11/04/2026
Hay secretos que no pertenecen a una sola persona. Hay secretos que son de dos, que fueron construidos por dos, que fueron cargados por dos durante años, durante décadas, con esa complicidad silenciosa que tienen las personas que comparten algo que el mundo no puede ver y que saben que si alguna vez sale a la luz, va a cambiar la manera en que todo lo que construyeron es visto, juzgado, recordado.
Y hay secretos que cuando uno de los dos que los cargaba ya no está. Cuando la otra persona ya se fue y se llevó su mitad a un lugar donde ya nadie puede preguntarle nada, quedan en manos del que sobrevivió con un peso diferente. Un peso que ya no es compartido, que ya está completamente solo, que ya no tiene la compañía de otro silencio paralelo que lo sostenga desde el otro lado.
Enrique Guzmán tiene 83 años. 83 años de una vida que México conoce de una manera que pocas vidas son conocidas. Una vida que comenzó en los escenarios cuando el rock and roll era todavía una revolución reciente, cuando la juventud mexicana estaba descubriendo que tenía su propio lenguaje y su propia energía, y que ese lenguaje y esa energía tenían un nombre y ese nombre sonaba en los parlantes con una fuerza que las generaciones anteriores no siempre entendían, pero que los jóvenes sentían en el cuerpo con una certeza que no necesitaba explicación.

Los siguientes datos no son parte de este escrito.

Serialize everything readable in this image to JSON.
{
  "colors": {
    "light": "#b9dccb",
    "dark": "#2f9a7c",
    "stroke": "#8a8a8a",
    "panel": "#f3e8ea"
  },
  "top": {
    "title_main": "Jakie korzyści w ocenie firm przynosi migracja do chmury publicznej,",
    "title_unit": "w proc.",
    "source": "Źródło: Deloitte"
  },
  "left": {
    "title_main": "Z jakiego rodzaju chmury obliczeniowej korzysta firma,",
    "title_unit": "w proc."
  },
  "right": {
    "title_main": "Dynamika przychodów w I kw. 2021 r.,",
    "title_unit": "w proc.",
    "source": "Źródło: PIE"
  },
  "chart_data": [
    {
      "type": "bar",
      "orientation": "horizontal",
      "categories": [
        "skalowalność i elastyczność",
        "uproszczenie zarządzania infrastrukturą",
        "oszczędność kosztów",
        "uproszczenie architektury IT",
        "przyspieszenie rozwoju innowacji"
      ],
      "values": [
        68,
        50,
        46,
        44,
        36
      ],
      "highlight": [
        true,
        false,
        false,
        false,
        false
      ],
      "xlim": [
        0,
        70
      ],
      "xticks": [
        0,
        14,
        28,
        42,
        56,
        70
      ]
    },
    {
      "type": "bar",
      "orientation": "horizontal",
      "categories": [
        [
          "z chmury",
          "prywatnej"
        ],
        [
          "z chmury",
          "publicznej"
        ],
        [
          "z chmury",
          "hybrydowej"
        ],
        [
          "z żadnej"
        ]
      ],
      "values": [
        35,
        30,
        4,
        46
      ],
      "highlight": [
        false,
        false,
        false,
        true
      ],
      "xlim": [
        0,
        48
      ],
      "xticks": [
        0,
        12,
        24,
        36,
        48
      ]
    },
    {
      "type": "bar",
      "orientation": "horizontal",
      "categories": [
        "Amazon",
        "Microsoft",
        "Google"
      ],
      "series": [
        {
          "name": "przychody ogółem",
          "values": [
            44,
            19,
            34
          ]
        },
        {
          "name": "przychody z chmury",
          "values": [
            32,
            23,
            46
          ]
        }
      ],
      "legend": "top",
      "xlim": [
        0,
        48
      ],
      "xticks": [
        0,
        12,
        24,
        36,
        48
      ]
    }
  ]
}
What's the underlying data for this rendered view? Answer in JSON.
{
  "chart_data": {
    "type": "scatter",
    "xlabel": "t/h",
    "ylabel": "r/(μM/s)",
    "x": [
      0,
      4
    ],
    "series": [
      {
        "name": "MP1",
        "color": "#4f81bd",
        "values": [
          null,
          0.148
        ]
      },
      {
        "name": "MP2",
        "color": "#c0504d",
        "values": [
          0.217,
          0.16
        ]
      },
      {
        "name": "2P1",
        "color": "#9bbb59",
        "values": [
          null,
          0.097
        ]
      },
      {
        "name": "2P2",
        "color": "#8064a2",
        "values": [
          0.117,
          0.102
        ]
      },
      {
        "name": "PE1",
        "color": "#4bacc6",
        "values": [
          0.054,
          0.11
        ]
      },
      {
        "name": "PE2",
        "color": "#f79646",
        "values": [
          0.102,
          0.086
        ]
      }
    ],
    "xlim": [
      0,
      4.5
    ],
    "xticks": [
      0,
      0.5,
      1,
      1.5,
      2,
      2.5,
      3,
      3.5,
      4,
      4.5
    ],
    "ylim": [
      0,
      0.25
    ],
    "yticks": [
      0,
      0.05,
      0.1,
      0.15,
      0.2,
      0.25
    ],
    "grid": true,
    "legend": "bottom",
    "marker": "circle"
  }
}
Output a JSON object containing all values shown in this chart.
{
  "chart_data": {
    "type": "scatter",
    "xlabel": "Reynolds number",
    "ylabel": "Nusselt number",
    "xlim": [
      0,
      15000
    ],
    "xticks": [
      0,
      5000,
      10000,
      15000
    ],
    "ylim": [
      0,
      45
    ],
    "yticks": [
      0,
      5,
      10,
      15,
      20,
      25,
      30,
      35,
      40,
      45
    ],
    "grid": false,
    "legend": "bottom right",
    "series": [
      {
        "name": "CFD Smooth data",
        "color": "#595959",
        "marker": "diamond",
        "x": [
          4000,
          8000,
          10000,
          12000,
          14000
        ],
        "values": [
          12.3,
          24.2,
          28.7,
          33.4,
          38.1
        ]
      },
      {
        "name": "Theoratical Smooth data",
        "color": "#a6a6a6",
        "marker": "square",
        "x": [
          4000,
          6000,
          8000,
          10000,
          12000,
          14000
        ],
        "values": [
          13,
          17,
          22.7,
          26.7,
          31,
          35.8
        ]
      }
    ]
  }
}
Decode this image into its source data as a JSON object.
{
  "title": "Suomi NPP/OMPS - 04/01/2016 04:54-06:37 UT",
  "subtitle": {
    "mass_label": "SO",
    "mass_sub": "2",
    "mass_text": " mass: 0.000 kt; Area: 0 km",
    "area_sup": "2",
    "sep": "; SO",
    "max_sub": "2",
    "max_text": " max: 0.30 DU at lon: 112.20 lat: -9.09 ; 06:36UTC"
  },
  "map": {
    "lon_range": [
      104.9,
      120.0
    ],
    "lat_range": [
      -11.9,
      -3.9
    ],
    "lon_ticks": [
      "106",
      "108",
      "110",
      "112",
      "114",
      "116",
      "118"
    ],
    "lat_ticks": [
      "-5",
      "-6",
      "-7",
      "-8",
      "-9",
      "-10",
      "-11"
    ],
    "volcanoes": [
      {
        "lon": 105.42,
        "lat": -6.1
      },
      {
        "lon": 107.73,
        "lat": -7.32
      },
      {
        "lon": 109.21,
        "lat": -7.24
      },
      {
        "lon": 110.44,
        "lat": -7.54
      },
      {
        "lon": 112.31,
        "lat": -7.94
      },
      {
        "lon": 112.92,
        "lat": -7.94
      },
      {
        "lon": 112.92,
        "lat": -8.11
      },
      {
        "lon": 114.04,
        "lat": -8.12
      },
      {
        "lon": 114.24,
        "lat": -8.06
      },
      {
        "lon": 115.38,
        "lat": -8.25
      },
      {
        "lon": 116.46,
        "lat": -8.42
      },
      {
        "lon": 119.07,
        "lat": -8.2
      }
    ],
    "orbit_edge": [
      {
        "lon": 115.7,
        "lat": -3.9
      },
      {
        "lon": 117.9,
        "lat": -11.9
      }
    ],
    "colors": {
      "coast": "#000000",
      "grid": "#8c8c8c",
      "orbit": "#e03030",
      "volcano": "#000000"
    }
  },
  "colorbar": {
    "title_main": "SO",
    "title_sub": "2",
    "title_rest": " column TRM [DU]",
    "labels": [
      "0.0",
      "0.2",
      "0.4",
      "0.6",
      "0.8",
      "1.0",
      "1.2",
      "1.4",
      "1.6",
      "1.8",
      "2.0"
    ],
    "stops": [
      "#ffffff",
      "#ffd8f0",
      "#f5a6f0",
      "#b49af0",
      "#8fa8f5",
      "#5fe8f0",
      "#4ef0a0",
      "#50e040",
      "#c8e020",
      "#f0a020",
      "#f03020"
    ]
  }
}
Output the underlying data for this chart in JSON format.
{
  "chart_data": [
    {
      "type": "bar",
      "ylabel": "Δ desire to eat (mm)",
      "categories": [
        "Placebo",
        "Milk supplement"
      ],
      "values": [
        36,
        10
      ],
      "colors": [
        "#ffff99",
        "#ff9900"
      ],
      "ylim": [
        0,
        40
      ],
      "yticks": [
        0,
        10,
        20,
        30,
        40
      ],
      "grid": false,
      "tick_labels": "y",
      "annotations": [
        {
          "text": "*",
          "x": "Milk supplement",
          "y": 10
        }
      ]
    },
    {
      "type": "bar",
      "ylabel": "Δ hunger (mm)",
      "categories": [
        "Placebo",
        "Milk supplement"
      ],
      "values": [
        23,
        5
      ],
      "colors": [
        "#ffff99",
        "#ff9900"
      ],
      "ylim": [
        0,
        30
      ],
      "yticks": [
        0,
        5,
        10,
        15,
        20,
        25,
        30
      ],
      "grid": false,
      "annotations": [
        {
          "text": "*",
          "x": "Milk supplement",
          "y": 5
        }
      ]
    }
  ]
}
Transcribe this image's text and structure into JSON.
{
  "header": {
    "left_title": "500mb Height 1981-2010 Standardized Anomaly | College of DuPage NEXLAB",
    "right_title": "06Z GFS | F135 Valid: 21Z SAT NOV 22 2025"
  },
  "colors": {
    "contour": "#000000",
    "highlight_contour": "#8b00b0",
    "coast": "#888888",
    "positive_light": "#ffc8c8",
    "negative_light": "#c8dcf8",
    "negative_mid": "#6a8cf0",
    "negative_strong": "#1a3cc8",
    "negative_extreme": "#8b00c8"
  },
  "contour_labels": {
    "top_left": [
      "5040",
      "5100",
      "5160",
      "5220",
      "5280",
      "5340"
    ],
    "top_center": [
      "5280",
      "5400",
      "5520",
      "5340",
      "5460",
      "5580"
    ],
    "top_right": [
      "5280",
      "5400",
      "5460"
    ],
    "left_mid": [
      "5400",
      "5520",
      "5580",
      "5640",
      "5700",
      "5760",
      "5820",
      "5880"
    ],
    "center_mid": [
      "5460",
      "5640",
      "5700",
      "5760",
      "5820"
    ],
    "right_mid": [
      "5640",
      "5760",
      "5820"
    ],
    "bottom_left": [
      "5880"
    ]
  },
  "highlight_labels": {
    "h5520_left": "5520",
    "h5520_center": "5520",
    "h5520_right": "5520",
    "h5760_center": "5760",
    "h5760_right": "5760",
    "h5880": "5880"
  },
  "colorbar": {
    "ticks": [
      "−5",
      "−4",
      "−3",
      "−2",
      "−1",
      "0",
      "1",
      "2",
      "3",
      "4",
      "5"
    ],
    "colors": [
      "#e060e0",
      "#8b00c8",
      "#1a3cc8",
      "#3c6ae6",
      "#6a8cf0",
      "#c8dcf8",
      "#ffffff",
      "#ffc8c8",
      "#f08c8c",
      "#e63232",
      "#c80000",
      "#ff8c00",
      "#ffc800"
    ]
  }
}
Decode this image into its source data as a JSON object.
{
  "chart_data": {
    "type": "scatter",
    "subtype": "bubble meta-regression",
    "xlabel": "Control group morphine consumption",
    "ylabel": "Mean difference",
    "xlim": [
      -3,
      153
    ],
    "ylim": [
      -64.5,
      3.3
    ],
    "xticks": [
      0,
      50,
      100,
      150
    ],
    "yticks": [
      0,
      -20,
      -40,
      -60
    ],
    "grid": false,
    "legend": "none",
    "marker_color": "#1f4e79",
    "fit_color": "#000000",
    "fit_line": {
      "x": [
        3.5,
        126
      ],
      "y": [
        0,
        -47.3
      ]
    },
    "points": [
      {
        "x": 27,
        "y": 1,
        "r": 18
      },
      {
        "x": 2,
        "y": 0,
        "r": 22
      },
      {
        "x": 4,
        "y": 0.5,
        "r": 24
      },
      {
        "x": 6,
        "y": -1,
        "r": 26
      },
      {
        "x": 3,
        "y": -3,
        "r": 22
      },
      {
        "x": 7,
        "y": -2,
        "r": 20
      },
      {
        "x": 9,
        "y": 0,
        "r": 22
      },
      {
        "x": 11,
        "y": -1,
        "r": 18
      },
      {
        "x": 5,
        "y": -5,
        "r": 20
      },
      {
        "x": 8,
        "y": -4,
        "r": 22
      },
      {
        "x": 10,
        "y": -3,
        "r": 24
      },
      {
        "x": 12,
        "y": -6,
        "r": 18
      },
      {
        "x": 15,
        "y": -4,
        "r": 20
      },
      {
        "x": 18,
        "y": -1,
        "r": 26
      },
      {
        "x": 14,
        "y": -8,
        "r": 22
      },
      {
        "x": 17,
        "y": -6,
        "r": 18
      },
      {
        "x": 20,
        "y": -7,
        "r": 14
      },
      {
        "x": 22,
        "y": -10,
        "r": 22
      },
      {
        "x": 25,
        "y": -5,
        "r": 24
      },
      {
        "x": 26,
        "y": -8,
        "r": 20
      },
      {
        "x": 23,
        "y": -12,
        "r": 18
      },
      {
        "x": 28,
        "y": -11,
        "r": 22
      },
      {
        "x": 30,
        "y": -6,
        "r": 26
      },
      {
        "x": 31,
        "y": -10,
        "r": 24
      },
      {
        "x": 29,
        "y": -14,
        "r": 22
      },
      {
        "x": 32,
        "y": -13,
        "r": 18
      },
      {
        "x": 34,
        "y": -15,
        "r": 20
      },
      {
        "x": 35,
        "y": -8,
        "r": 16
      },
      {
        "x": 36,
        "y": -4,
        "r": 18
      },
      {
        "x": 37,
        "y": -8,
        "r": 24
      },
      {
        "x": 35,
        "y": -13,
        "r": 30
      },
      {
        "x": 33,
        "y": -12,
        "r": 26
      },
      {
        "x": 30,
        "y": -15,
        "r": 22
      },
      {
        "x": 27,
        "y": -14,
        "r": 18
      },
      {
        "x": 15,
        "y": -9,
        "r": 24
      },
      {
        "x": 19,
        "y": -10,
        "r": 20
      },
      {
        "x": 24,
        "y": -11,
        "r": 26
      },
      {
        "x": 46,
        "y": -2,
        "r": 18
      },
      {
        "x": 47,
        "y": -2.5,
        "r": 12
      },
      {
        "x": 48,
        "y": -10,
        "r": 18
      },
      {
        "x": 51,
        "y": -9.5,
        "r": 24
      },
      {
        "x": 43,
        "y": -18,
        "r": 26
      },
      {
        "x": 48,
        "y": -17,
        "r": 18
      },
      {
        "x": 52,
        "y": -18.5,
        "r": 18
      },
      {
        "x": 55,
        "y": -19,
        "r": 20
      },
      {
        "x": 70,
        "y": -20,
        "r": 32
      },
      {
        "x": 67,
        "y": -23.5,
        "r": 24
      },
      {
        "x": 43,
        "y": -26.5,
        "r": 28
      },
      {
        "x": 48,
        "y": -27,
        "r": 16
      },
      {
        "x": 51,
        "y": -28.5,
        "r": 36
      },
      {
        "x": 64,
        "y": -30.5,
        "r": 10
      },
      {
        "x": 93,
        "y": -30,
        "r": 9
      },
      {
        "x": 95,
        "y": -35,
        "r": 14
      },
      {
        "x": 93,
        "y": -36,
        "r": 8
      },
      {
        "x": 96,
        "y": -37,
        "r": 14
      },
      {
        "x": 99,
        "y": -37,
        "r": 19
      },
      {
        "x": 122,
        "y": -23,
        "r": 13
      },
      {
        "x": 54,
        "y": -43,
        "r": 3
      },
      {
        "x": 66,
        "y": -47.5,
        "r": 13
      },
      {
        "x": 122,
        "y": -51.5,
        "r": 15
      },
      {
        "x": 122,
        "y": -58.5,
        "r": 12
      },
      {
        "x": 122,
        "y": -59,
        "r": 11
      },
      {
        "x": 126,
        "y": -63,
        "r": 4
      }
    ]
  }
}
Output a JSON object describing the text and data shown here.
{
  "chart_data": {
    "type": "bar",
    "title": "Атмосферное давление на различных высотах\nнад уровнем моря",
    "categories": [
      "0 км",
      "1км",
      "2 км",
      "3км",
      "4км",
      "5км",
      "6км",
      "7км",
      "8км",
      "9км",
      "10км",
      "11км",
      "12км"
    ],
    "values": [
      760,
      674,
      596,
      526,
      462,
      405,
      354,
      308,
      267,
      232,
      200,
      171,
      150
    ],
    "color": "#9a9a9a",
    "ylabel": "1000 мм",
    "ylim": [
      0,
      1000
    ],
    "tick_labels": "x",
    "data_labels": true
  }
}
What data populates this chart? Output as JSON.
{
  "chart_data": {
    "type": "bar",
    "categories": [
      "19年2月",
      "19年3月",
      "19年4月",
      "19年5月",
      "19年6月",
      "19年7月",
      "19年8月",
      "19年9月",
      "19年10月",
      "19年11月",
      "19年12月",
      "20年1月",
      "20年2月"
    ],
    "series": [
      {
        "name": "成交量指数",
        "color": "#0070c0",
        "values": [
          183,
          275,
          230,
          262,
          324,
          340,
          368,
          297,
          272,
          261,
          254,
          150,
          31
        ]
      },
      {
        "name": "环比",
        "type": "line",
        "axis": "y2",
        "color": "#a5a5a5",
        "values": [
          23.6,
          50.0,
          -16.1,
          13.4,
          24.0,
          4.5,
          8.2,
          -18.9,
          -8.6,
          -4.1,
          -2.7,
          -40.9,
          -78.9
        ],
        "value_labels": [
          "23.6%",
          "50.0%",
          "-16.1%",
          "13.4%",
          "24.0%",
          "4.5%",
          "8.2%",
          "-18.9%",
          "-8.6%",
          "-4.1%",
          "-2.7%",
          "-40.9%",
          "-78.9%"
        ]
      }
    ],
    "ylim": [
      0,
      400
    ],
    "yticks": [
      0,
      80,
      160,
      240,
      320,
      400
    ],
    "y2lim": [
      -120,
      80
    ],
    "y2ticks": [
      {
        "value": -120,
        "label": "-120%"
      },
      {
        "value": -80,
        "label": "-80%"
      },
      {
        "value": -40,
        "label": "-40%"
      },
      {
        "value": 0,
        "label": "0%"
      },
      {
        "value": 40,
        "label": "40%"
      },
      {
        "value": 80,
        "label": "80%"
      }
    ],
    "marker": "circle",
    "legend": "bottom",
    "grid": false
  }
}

Enrique
Guzmán fue parte de eso, fue una de las voces de esa revolución. Fue el chico de rock con cara de cine que el público mexicano hizo suyo con ese amor generoso e irrevocable que el público mexicano le tiene a las personas que lo acompañan en los momentos en que la vida se está formando.
México cree conocer a Enrique Guzmán. México no lo conoce completo porque hay algo que Enrique Guzmán ha cargado durante décadas, que no está en ninguna entrevista, que no apareció en ninguno de los programas donde contó su historia con esa franqueza, que siempre fue parte de su imagen pública, que no forma parte de ninguna de las versiones de su vida que el mundo ha podido leer o escuchar o ver, algo que involucra a dos personas cuyas vidas marcaron el espectáculo mexicano de una época que no se va a repetir.
dos personas que el mundo conoce por separado, que el mundo tienen su imaginario colectivo con sus propias historias y sus propias leyendas, pero cuya conexión real, la conexión que existía debajo de lo que el mundo podía ver, nunca fue contada con la verdad que merece. Silvia Pinal y Gustavo Ala triste. Dos nombres que juntos evocan una de las uniones más complejas y más fascinantes que produjeron el mundo del espectáculo mexicano en su época más luminosa.
Una actriz que era al mismo tiempo la mujer más deseada del cine nacional y una de las inteligencias más agudas que había producido esa industria. y un productor cuyo poder era de esa clase que no necesita anunciarse porque se siente en cada espacio que ocupa, que tenía la capacidad de hacer y deshacer carreras con esa facilidad que da el dinero, cuando el dinero viene acompañado de visión y de una voluntad que no se detiene ante los obstáculos que obstaculizó a otros.
Enrique Guzmán los conoció a los dos. Los conocí de cerca de esa cercanía que produce la industria del espectáculo cuando todos habitan el mismo mundo, cuando los sets y los estudios y los eventos y los pasillos de las empresas de televisión crean una proximidad que no es exactamente amistad, pero que es algo más que conocidos, algo que tiene la textura de lo compartido, de lo vivido junto, aunque no siempre de manera elegida.
Y en esa cercanía, Enrique Guzmán vio algo, algo que el mundo no vio porque no estaba mirando al lugar correcto, porque estaba mirando la superficie, la imagen construida, la versión que Silvia Pinal y Gustavo a la triste presentaban al mundo con esa maestría de los que han aprendido que hay cosas que se muestran y cosas que no se muestran y que saber la diferencia es parte fundamental de sobrevivir en una industria que devora a los que no aprenden esa distinción a tiempo.
Enrique vio lo que había debajo y lo que había debajo era un secreto oscuro. No oscuro en el sentido del drama fácil, oscuro en el sentido real de la palabra, del tipo de secreto que cuando lo conoces cambia la manera en que ves todo lo que creías saber sobre las personas involucradas. del tipo que tiene consecuencias reales, que afectó vidas reales, que situaciones producidas que todavía hoy, décadas después, tienen efectos que se pueden rastrear, aunque pocos sepan de dónde vienen.
Enrique Guzmán lo cargó durante décadas por lealtad, por respeto a personas que ya no están, por esa convicción que tienen algunos hombres de su generación de que hay cosas que se saben y que no se dicen, porque decirlas no tiene propósito cuando las personas involucradas ya no pueden responder, ya no pueden dar su versión, ya no pueden estar presentes en la conversación que su historia merece.